Robustness Analysis: Practitioners are encouraged to report the width of bounds as an interpretation of sensitivity to assumption violations and data informativeness, and to use "breakdown frontiers" or sensitivity paths tracing how qualitative conclusions change as critical assumption-violation parameters are relaxed (Lanners et al., 30 May 2025, Cui, 2021).
Automated and Unified Software: Decision trees or meta-learners trained on data features can assist in selecting the bounding method most appropriate for a given data scenario. Packages such as "CausalBoundingEngine" provide a unified interface to symbolic, optimization-based, and information-theoretic bounding tools, facilitating compatibility, extensibility, and transparency in applied research (Maringgele, 19 Aug 2025).

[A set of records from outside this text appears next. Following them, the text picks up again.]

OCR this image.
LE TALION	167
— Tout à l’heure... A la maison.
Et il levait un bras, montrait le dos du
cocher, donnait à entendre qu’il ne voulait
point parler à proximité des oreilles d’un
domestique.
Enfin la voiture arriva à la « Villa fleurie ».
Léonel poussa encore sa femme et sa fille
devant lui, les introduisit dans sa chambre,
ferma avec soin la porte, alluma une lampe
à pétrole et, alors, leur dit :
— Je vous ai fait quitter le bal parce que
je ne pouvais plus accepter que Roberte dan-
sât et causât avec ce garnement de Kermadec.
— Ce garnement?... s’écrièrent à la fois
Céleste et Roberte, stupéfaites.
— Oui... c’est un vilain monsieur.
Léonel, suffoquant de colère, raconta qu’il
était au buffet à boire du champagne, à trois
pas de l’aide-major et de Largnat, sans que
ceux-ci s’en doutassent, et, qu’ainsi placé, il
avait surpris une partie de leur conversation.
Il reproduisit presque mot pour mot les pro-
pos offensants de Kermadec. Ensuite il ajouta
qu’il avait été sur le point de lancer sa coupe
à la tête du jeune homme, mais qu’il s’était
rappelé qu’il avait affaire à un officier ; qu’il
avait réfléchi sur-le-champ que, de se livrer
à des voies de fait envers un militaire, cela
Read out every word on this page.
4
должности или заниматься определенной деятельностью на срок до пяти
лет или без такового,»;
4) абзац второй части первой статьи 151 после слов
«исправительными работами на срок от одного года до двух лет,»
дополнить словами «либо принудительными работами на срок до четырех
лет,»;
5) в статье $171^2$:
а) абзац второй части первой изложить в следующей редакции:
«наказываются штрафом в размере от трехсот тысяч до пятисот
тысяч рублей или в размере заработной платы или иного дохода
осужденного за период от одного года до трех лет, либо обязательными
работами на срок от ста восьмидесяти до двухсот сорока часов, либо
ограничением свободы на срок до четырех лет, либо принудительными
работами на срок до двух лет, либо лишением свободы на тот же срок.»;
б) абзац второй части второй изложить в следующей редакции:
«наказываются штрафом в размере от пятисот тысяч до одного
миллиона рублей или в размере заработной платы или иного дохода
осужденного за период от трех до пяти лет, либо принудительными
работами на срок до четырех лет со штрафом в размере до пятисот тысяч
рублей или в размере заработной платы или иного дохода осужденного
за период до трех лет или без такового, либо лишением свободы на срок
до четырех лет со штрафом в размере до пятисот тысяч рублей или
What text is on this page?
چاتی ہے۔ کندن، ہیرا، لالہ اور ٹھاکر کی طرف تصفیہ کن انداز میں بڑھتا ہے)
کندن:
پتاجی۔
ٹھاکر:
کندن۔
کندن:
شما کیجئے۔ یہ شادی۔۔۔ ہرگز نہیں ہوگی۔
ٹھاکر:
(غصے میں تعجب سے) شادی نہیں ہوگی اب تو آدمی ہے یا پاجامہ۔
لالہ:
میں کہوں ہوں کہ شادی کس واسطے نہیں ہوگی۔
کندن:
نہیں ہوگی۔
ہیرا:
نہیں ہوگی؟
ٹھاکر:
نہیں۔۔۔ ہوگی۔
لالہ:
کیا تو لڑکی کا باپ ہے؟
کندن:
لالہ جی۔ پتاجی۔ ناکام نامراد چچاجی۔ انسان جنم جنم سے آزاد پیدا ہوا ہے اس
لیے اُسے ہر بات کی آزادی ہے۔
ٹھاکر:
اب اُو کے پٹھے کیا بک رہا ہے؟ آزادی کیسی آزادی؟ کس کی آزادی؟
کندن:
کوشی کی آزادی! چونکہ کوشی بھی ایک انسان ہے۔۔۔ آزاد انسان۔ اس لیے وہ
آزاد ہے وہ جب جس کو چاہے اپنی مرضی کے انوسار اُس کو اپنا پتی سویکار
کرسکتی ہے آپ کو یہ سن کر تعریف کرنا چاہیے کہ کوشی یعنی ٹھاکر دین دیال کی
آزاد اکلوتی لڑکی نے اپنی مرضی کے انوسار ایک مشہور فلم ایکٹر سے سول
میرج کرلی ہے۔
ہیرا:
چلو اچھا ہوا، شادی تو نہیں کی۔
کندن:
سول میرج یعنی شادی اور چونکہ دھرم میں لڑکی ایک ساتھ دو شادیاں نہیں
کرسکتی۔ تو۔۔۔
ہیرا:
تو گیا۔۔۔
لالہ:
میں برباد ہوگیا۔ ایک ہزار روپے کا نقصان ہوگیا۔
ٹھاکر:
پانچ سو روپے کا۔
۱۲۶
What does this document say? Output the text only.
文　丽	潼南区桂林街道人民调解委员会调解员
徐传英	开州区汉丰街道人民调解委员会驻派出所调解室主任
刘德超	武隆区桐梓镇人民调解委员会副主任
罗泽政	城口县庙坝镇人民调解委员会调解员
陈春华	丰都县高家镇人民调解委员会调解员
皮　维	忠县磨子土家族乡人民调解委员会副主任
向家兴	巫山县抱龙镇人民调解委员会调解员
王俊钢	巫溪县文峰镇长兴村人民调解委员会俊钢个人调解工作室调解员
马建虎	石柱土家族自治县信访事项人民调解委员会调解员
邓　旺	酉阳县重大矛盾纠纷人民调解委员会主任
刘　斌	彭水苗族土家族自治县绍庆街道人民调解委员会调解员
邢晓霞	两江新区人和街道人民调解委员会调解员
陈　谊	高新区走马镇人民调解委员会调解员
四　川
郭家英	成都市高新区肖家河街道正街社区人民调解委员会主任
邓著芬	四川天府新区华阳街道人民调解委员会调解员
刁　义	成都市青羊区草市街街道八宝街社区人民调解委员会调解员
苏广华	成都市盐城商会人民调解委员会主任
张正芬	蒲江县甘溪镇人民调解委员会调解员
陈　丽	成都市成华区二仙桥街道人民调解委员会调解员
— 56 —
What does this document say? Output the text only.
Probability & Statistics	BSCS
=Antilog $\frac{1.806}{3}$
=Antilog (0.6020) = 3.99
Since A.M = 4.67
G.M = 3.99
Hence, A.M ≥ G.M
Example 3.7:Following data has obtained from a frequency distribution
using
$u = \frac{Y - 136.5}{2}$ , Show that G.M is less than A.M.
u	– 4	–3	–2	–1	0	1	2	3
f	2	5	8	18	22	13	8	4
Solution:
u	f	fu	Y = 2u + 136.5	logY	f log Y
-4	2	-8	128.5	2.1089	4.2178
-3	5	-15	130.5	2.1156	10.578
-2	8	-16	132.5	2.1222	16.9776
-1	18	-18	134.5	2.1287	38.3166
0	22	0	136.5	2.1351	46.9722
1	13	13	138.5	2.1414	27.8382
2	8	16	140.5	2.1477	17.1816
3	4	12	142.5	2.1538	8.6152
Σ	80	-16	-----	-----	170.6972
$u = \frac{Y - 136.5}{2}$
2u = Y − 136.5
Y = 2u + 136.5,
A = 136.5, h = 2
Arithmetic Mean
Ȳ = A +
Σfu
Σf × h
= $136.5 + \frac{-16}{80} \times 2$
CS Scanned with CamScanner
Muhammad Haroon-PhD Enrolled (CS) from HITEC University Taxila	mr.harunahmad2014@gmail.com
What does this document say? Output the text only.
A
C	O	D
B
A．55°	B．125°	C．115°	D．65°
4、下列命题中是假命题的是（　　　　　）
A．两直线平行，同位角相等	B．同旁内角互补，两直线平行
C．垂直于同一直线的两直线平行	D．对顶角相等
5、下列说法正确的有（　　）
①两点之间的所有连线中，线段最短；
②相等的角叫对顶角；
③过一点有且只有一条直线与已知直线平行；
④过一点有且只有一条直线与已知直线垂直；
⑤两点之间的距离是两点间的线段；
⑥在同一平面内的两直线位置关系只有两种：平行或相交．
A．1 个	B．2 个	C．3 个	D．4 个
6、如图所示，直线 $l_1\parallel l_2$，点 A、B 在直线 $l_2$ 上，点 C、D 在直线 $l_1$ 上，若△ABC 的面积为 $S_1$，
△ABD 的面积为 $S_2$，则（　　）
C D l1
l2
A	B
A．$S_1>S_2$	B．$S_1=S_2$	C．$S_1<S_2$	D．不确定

6. Theoretical and Practical Significance

The partial identification framework enables meaningful causal inference in settings where ignorability, monotonicity, or other identifying assumptions are contentious or untestable. Its key virtues include:

Transparency: Explicit visibility into the dependency of results on the maintained assumption strength—bounds widen, sometimes dramatically, as assumptions weaken.
Robustness: Even loose bounds may be sufficient to determine qualitative features (such as the sign of an effect) under only modest added structure.
Assumption Diagnostic: Narrowness or width of bounds directly reflects the combined informativeness of data and assumptions, guiding the design of further data collection or justifying the need for additional (e.g., instrumental) variables.
Generalizability and Flexibility: The approach seamlessly accommodates continuous/discrete data, multivariate treatments or outcomes, network interference, and complex missingness, with general frameworks available for both classical and modern high-dimensional settings (Cui, 2021, Wu et al., 2024, Maringgele, 19 Aug 2025, Jung et al., 23 Jan 2026).

In high-stakes policy, medicine, and social science applications, partial identification offers a principled path to honest reporting and robust individualized decision-making under realistic constraints. The ongoing development of computationally efficient, user-accessible tools positions the framework as a cornerstone of modern causal inference.